Daniel de Morley, sedento de conhecimento, parte para Paris e vê uma estrutura decadente, enquanto suas vizinhas eram zonas de trocas desses conhecimentos Greco-árabes. Que fará mais tarde da França a primeira herdeira Greco-romana.

Ø  Paris: Babilônia ou Jerusalém?

Dentre todos esses centros de comércio e idéias, Paris é o “mais brilhante”. Repleta de mestres e estudantes, que possuem uma enorme independência. Professores, monges de várias denominações em suas catedrais e templos. Além de uma explosão do ensino teológico, também ao ramo da filosofia.
Paris seria um farol para os intelectuais e um túmulo para outros, onde se misturam a perversidade dos espíritos e a depravação filosófica. “Paris é a Babilônia moderna”.
Pierre de Celle diz:
“Ó Paris, como sabes arrebatar e frustrar as almas! Há em ti redes dos vícios, armadilhas dos males e flechas do inferno que perdem os corações inocentes...”
Sendo ponto de referência, Paris está inundada de todos os tipos de conhecimento; a partir de então os intelectuais urbanos se introduzem na cultura Greco-árabe, possibilitando o Ocidente tomar força intelectual. Fazendo, assim, que o espiritualismo monástico do Ocidente se voltasse para o misticismo do Oriente.
Esse processo acaba fazendo que os monges se retirassem do caminho e gerou uma crise interna entre os clérigos. E Paris de cativeiro – Babilônia – se torna a cidade prometida – Jerusalém – com a beleza e a eloquência que possui a ciência.

Ø  Os Goliardos

Nesse frenesi que vivia Paris, vem a tona um grupo que foi nomeado de Goliardos – inimigo de Deus -. Grande parte desse grupo está encoberto pelo anonimato e pelas lendas. Eles foram tratados como clérigos errantes, vagabundos, lascivos, boêmios; como também com ternura por outros.
Mas em geral, trataram-lhes com desprezo como arruaceiros e desafiadores da Ordem. Isso provocou, também, em muitos um sentimento diferente; vendo-os como revolucionários e simpatizavam com seus modos. Bastante contraditório, não?
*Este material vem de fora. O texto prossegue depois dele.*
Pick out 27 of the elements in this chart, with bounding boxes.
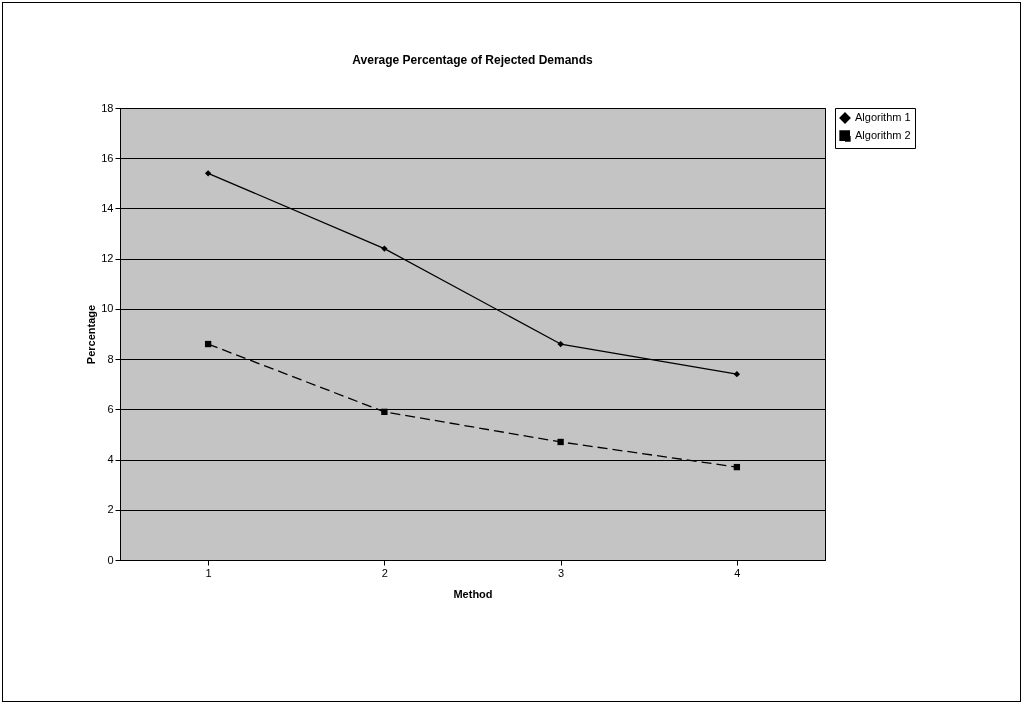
point xyxy=(733,463,741,471)
chart-title: Average Percentage of Rejected Demands xyxy=(352,53,593,67)
x-tick-label: 3 xyxy=(558,566,565,579)
point xyxy=(381,245,388,252)
point xyxy=(204,340,212,348)
x-axis-title: Method xyxy=(453,587,493,600)
y-tick-label: 0 xyxy=(107,553,114,566)
point xyxy=(557,340,564,348)
point xyxy=(204,170,212,177)
point xyxy=(733,371,741,378)
y-tick-label: 16 xyxy=(101,151,114,164)
x-tick-label: 2 xyxy=(381,566,388,579)
legend-label: Algorithm 1 xyxy=(855,111,911,123)
x-tick-label: 4 xyxy=(734,566,741,579)
y-tick-label: 6 xyxy=(107,402,114,415)
point xyxy=(381,408,388,416)
y-axis-title: Percentage xyxy=(85,304,98,365)
point xyxy=(557,438,564,446)
y-tick-label: 10 xyxy=(101,302,114,315)
x-tick-label: 1 xyxy=(205,566,212,579)
y-tick-label: 12 xyxy=(101,252,114,265)
y-tick-label: 18 xyxy=(101,101,114,114)
y-tick-label: 2 xyxy=(107,503,114,516)
legend-label: Algorithm 2 xyxy=(855,129,911,141)
y-tick-label: 14 xyxy=(101,201,114,214)
y-tick-label: 4 xyxy=(107,453,114,466)
y-tick-label: 8 xyxy=(107,352,114,365)
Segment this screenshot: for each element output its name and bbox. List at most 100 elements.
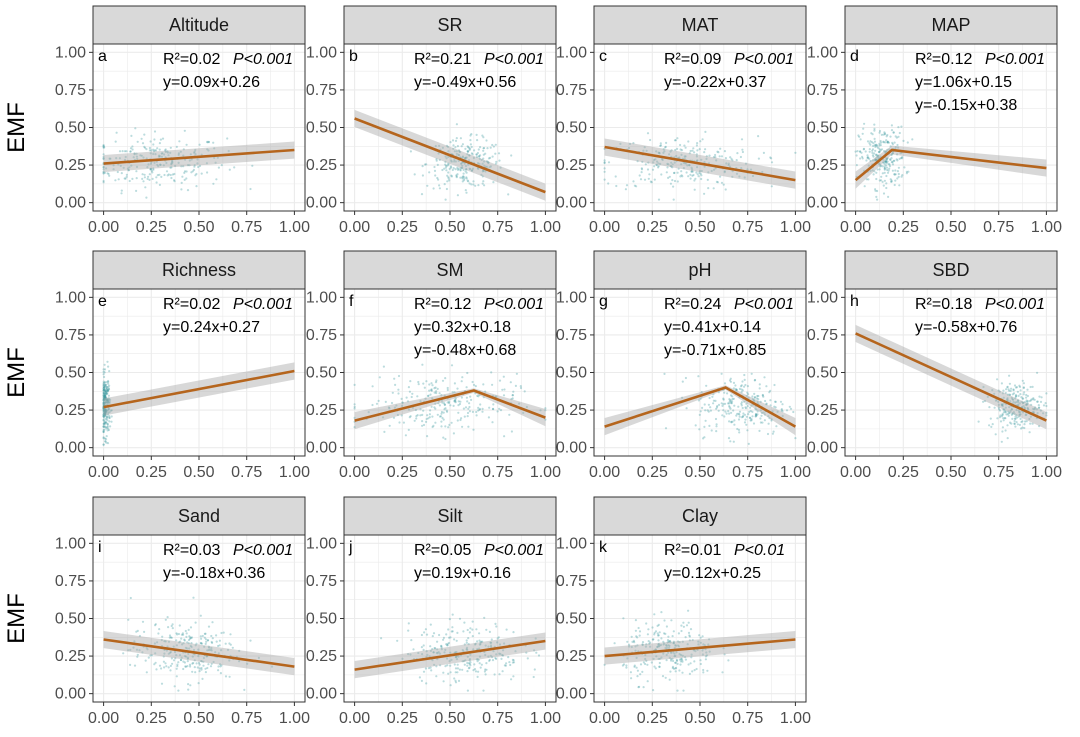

Ø  A Vagabundagem Intelectual

A reminiscência dos goliardos traz a tona algumas características conflitantes ao sistema feudal, que imperava na época.
Considerados, ou até mesmo de fato eram: excluídos das estruturas sociais, eram um escândalo para as tradições da época. Fugitivos, estudantes pobres, criados domésticos dos afortunados ou mendigos; essas são as diversas situações em que eles se encontravam.
Buscando de cidade em cidade, migalhas de ensinamentos de alguns mestres, caracterizando a “vagabundagem intelectual” em seu jeito aventureiro, impulsivo e atrevido. Mas não é uma classe formada.
Trocaram os exércitos, as cruzadas, por essa vida. “O sonho deles é um mecenas generoso, uma gorda prebenda, vida folgada e feliz”.

Ø  O Imoralismo

Os mesmos personagens dos dois últimos tópicos, também é o desse.
A sociedade, principalmente os mais conservadores, os considerava imorais, devido ao seu estilo de vida. Jogo, vinho e amor, faziam parte desse estilo. Em suas próprias palavras:
... A beleza das moças feriu meu peito.
As que não posso tocar, eu as possuo de coração...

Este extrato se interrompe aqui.